Top US commander makes unannounced visit to Syria

DAMASCUS, Syria, The leader U.S Central Command visited Syria for 11 hours Saturday, reportedly to check on the progress of U.S. trained local forces fighting to defeat Islamic State.

U.S. Central Command leader Gen. Joseph Votel made a secret trip to Syria Saturday to meet with local forces there being trained by the U.S. military to defeat Islamic State. Photo from U.S. Department of Defense

General Joseph Votel spent time in northern Syria and met with U.S. military advisors and the leaders of the Syrian Democratic Forces made up of Arab and Kurdish rebel forces, BBC reported.

Speaking after his unannounced visit, Votel said training local forces to fight IS, also known as ISIS, ISIL and Daesh, is the right approach. “I left with increased confidence in their capabilities and our ability to support them. I think that model is working and working well.”

The SDF is made up of about 25,000 Kurdish fighters and about 5,000 Arab fighters.

The visit occurred during a trip to other countries in the region, reported CNN, which had a crew accompanying Votel.

The U.S. military is in the midst of working to accelerate efforts to bring more local Arab and Kurdish forces into the fight in both Syria and Iraq to fight IS.

Votel is the highest-ranking U.S. military official to travel to Syria during its war and this was the first daylight U.S. transport mission into Syria.

At the U.S. military’s request, CNN did not disclose the exact locations Votel visited. The network also agreed to not disclose the intense security precautions taken for the trip, including how Votel flew into Syria.

The visit occurred as the first of 250 additional U.S. special operations troops are arriving in Syria to work with local forces.

The U.S. troops are focusing on training small numbers of forces, then sending them out into the field with larger groups.

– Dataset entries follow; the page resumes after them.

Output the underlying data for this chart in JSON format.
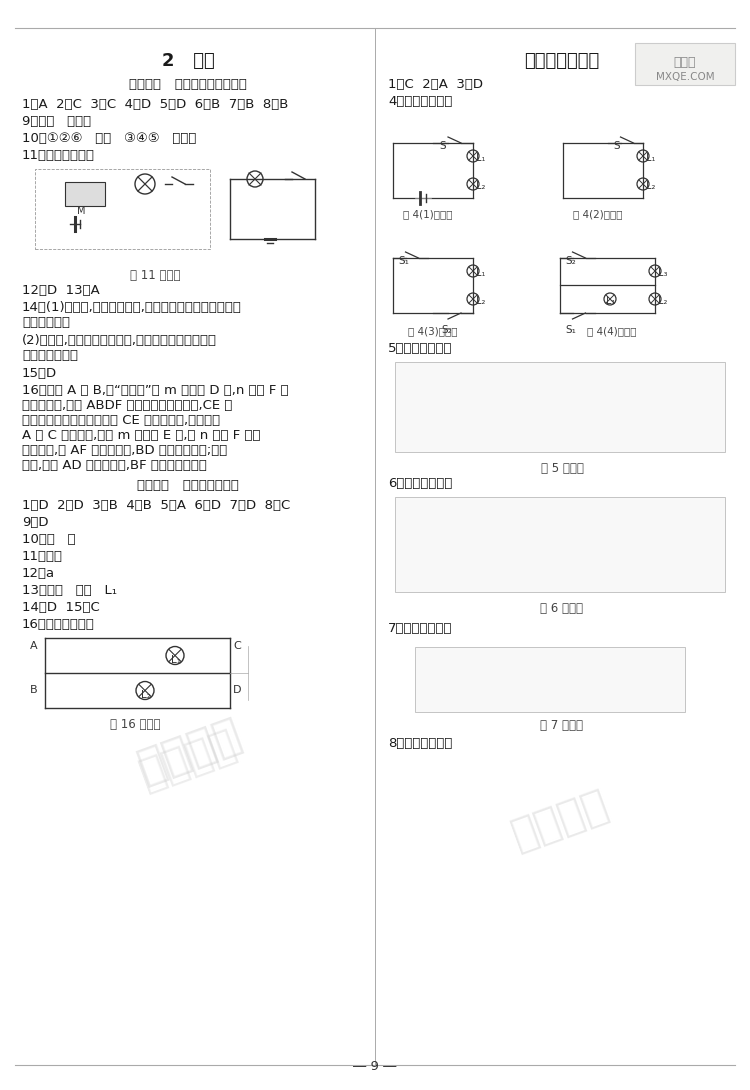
{
  "bg_color": "#ffffff",
  "title_left": "2   电路",
  "title_right": "周练小测（五）",
  "section1_title": "第１课时   导体、绁缘体和电路",
  "s1_a1": "1．A  2．C  3．C  4．D  5．D  6．B  7．B  8．B",
  "s1_a2": "9．电源   用电器",
  "s1_a3": "10．①②⑥   导体   ③④⑤   绁缘体",
  "s1_a4": "11．如答图所示。",
  "fig11_cap": "第 11 题答图",
  "s1_a12": "12．D  13．A",
  "s1_a14a": "14．(1)不正确,柄套是绁缘体,装上柄套主要是为了防止发",
  "s1_a14b": "生触电事故。",
  "s1_a14c": "(2)不正确,电线包层是绁缘体,主要是为了防止发生短",
  "s1_a14d": "路和触电事故。",
  "s1_a15": "15．D",
  "s1_a16a": "16．连接 A 和 B,将“测通器”的 m 连接在 D 上,n 连接 F 时",
  "s1_a16b": "小灯泡发光,说明 ABDF 所在的两根导线连通,CE 为",
  "s1_a16c": "另外的一根导线。现在知道 CE 为一根导线,下一步将",
  "s1_a16d": "A 和 C 连在一起,先把 m 连接在 E 上,若 n 连接 F 时小",
  "s1_a16e": "灯泡发光,则 AF 为一根导线,BD 为另一根导线;若灯",
  "s1_a16f": "不亮,说明 AD 为一根导线,BF 为另一根导线。",
  "section2_title": "第２课时   电路的连接方式",
  "s2_a1": "1．D  2．D  3．B  4．B  5．A  6．D  7．D  8．C",
  "s2_a9": "9．D",
  "s2_a10": "10．并   串",
  "s2_a11": "11．并联",
  "s2_a12": "12．a",
  "s2_a13": "13．并联   串联   L₁",
  "s2_a14": "14．D  15．C",
  "s2_a16": "16．如答图所示。",
  "fig16_cap": "第 16 题答图",
  "rc_a1": "1．C  2．A  3．D",
  "rc_a4": "4．如答图所示。",
  "fig4_1_cap": "第 4(1)题答图",
  "fig4_2_cap": "第 4(2)题答图",
  "fig4_3_cap": "第 4(3)题答图",
  "fig4_4_cap": "第 4(4)题答图",
  "rc_a5": "5．如答图所示。",
  "fig5_cap": "第 5 题答图",
  "rc_a6": "6．如答图所示。",
  "fig6_cap": "第 6 题答图",
  "rc_a7": "7．如答图所示。",
  "fig7_cap": "第 7 题答图",
  "rc_a8": "8．如答图所示。",
  "page_num": "― 9 ―",
  "wm_left": "作业辅灵",
  "wm_right": "作业辅灵",
  "wm3": "作业辅灵",
  "logo_text1": "答案君",
  "logo_text2": "MXQE.COM",
  "text_color": "#1a1a1a",
  "gray": "#555555",
  "light_gray": "#888888",
  "caption_color": "#444444"
}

The local forces are learning very specialized tasks, including how to call in precise and timely intelligence reports from the battlefield that could result in coalition airstrikes against IS targets.

While the ultimate goal in Syria is to assemble perhaps thousands of Arab fighters to retake Raqqa from IS, top U.S. officials privately say that could take months.

The meetings included discussions with Syrian Democratic Forces whose officials are asking for arms and ammunition.